Monday, December 13, 2010

One Judge Finally Finds Health Care Mandate Unconstitutional
A George W. Bush appointee has, surprise, found the health care mandate unconstitutional, claiming it overreaches Congress' power to regulate under the Commerce Clause. Of course, media will play this up as somehow a huge blow - and it's not good news to be sure. But they will probably not remind that more than one other judge has already found the provision to be perfectly legal.

This will all wind its way up the Appeals Court and ultimately be decided by the Supreme Court, like it or not. But that was going to be true no matter what this conservative judge in Virginia decided. Here's the argument, in a nutshell:
The Supreme Court’s position on the Commerce Clause has evolved through four signature cases over the last 68 years, with three decided since 1995. Two of the opinions established broad powers to regulate even personal commercial decisions that may influence a broader economic scheme. But other cases have limited regulation to “activities that have a substantial effect on interstate commerce.”

A major question, therefore, has been whether the income tax penalties levied against those who do not obtain health insurance are designed to regulate “activity” or, as Virginia’s solicitor general, E. Duncan Getchell Jr., has argued, “inactivity” that is beyond Congress’ reach.

Justice Department lawyers have responded that individuals cannot opt out of the medical market, and that the act of not obtaining insurance is an active decision to pay for health care out of pocket. They say that such decisions, taken in the aggregate, shift billions of dollars in uncompensated care costs to governments, hospitals and the privately insured.


Doug said...

Perhaps the administration's legal team should couch the tax penalty as a tax expenditure - maybe they have, I haven't paid that much attention. Just like you can lower your tax burden by paying interest on a home mortgage, you can reduce your tax burden by having insurance coverage. Without insurance, you pay a tax - no purchase required.

Don said...

Makes sense to me too. I haven't read the Justice Dept's briefs but I know they have gone overboard to take the teeth out of the penalty. Not going to arrest you, or put a lien on your house, or whatever.

stevie t said...

I feel like an idiot, but I don't understand that quote at all, and don't have the energy to figure it out. I do however understand your summary Don.

Don said...

Yeah if you haven't been reading the back and forth about the Commerce Clause the last few months (i.e., you have a life), that quote's pretty garbled and jargony. The gist is: Congress justifies its health care mandate by saying it can regulate anything relating to interstate commerce thanks to the "Commerce Clause" of the Constitution. Republicans counter that Congress uses that power recklessly and extends it beyond what was intended. The health care mandate to them is the perfect example of overreach, of Congress (and the courts, they say) defining interstate commerce too broadly. The legal argument on their side says that requiring someone to buy insurance isn't regulating commercial activity at all, it's regulating commercial *inactivity* (the decision *not* to participate in the health insurance market). But the government responds that deciding not to participate in the insurance market is in fact having an impact on interstate commerce because we all ultimately need health care, and this decision not to participate merely shifts the costs.
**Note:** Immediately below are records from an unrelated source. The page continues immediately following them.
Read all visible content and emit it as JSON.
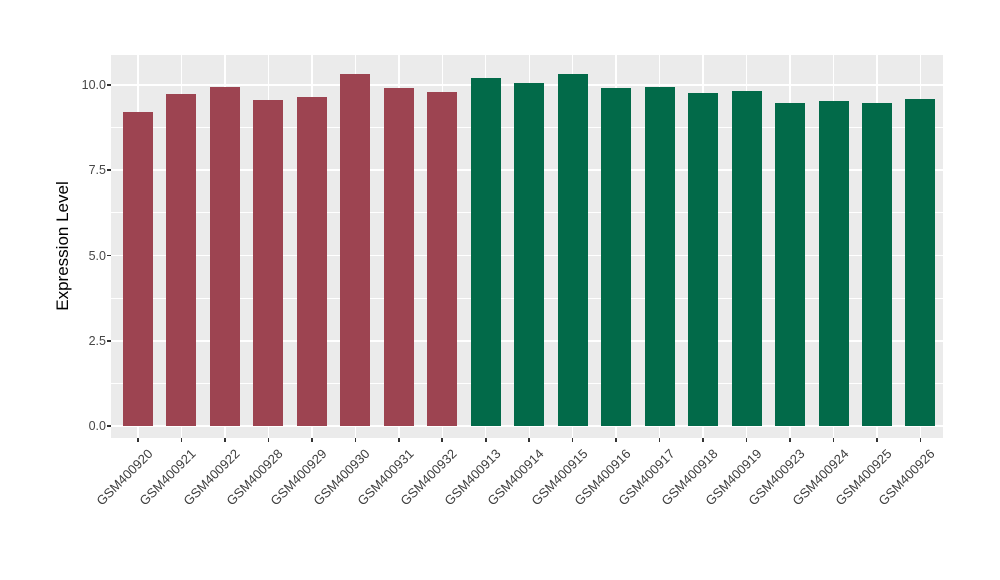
{
  "chart_data": {
    "type": "bar",
    "title": "",
    "xlabel": "",
    "ylabel": "Expression Level",
    "ylim": [
      0,
      10.88
    ],
    "yticks": [
      0,
      2.5,
      5,
      7.5,
      10
    ],
    "ytick_labels": [
      "0.0",
      "2.5",
      "5.0",
      "7.5",
      "10.0"
    ],
    "minor_yticks": [
      1.25,
      3.75,
      6.25,
      8.75
    ],
    "grid": "on",
    "legend_position": "none",
    "panel_background": "#EBEBEB",
    "grid_color": "#FFFFFF",
    "categories": [
      "GSM400920",
      "GSM400921",
      "GSM400922",
      "GSM400928",
      "GSM400929",
      "GSM400930",
      "GSM400931",
      "GSM400932",
      "GSM400913",
      "GSM400914",
      "GSM400915",
      "GSM400916",
      "GSM400917",
      "GSM400918",
      "GSM400919",
      "GSM400923",
      "GSM400924",
      "GSM400925",
      "GSM400926"
    ],
    "values": [
      9.22,
      9.73,
      9.93,
      9.56,
      9.66,
      10.32,
      9.91,
      9.79,
      10.2,
      10.05,
      10.32,
      9.9,
      9.93,
      9.77,
      9.83,
      9.48,
      9.54,
      9.46,
      9.58
    ],
    "groups": [
      "maroon",
      "maroon",
      "maroon",
      "maroon",
      "maroon",
      "maroon",
      "maroon",
      "maroon",
      "green",
      "green",
      "green",
      "green",
      "green",
      "green",
      "green",
      "green",
      "green",
      "green",
      "green"
    ],
    "group_colors": {
      "maroon": "#9D4451",
      "green": "#026A49"
    }
  }
}
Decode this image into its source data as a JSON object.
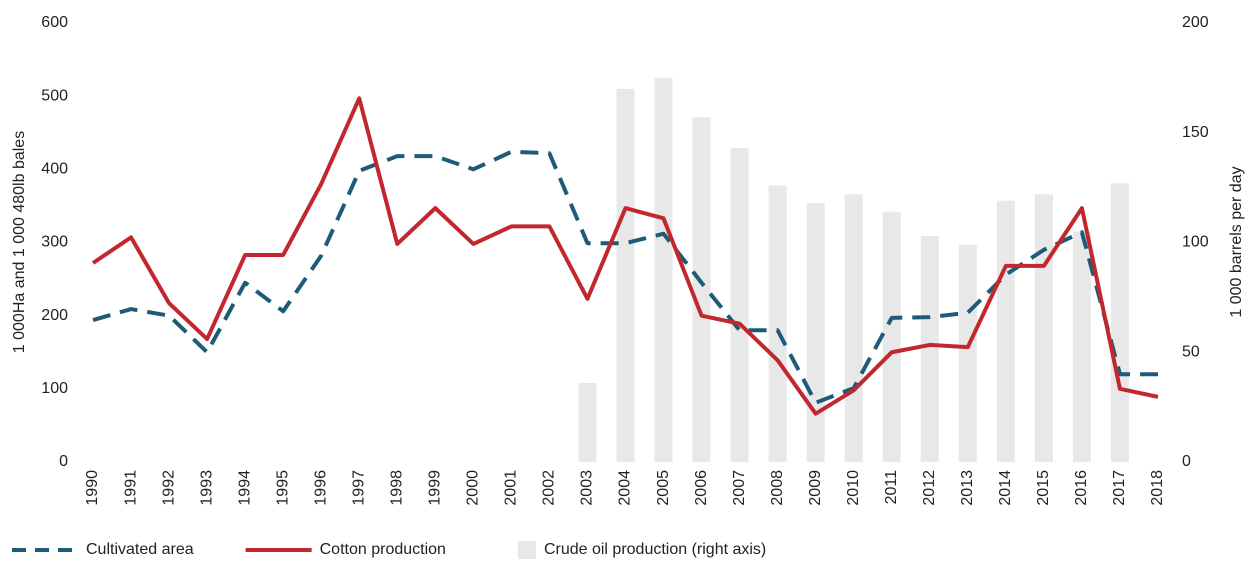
{
  "chart_data": {
    "type": "combo",
    "y_label": "1 000Ha and 1 000 480lb bales",
    "y2_label": "1 000 barrels per day",
    "categories": [
      "1990",
      "1991",
      "1992",
      "1993",
      "1994",
      "1995",
      "1996",
      "1997",
      "1998",
      "1999",
      "2000",
      "2001",
      "2002",
      "2003",
      "2004",
      "2005",
      "2006",
      "2007",
      "2008",
      "2009",
      "2010",
      "2011",
      "2012",
      "2013",
      "2014",
      "2015",
      "2016",
      "2017",
      "2018"
    ],
    "ylim": [
      0,
      600
    ],
    "yticks": [
      0,
      100,
      200,
      300,
      400,
      500,
      600
    ],
    "y2lim": [
      0,
      200
    ],
    "y2ticks": [
      0,
      50,
      100,
      150,
      200
    ],
    "series": [
      {
        "name": "Crude oil production (right axis)",
        "type": "bar",
        "axis": "y2",
        "color": "#e8e8e8",
        "values": [
          null,
          null,
          null,
          null,
          null,
          null,
          null,
          null,
          null,
          null,
          null,
          null,
          null,
          36,
          170,
          175,
          157,
          143,
          126,
          118,
          122,
          114,
          103,
          99,
          119,
          122,
          105,
          127,
          null
        ]
      },
      {
        "name": "Cultivated area",
        "type": "line",
        "style": "dashed",
        "color": "#1d5b79",
        "values": [
          194,
          209,
          200,
          150,
          245,
          206,
          282,
          398,
          418,
          418,
          400,
          424,
          422,
          299,
          299,
          312,
          245,
          180,
          180,
          81,
          101,
          197,
          198,
          204,
          256,
          290,
          314,
          120,
          120
        ]
      },
      {
        "name": "Cotton production",
        "type": "line",
        "style": "solid",
        "color": "#c1272d",
        "values": [
          272,
          307,
          217,
          168,
          283,
          283,
          380,
          497,
          298,
          347,
          298,
          322,
          322,
          223,
          347,
          333,
          200,
          189,
          139,
          66,
          98,
          150,
          160,
          157,
          268,
          268,
          347,
          100,
          89
        ]
      }
    ],
    "legend_order": [
      1,
      2,
      0
    ]
  }
}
Most legal scholars seem to be firmly on the side of the government here, offering broad latitude to Congress in regulating based on the Commerce Clause. But this Judge became the first to agree with the other side.

Don said...

Doug, as for your earlier comment, last night I browsed through the decision - didn't understand most of it, but he discusses this issue of tax and penalty quite a bit at the end, whether there's a difference between the 2 (he says yes, the govt says no). He basically says it's a penalty and not a tax, and that it doesn't become a tax just by calling it one.

stevie t said...

Thanks for another good summary. In the end though, I'll just believe whatever you tell me to. I'm not a DonDittoHead. It's just that I trust you THAT much.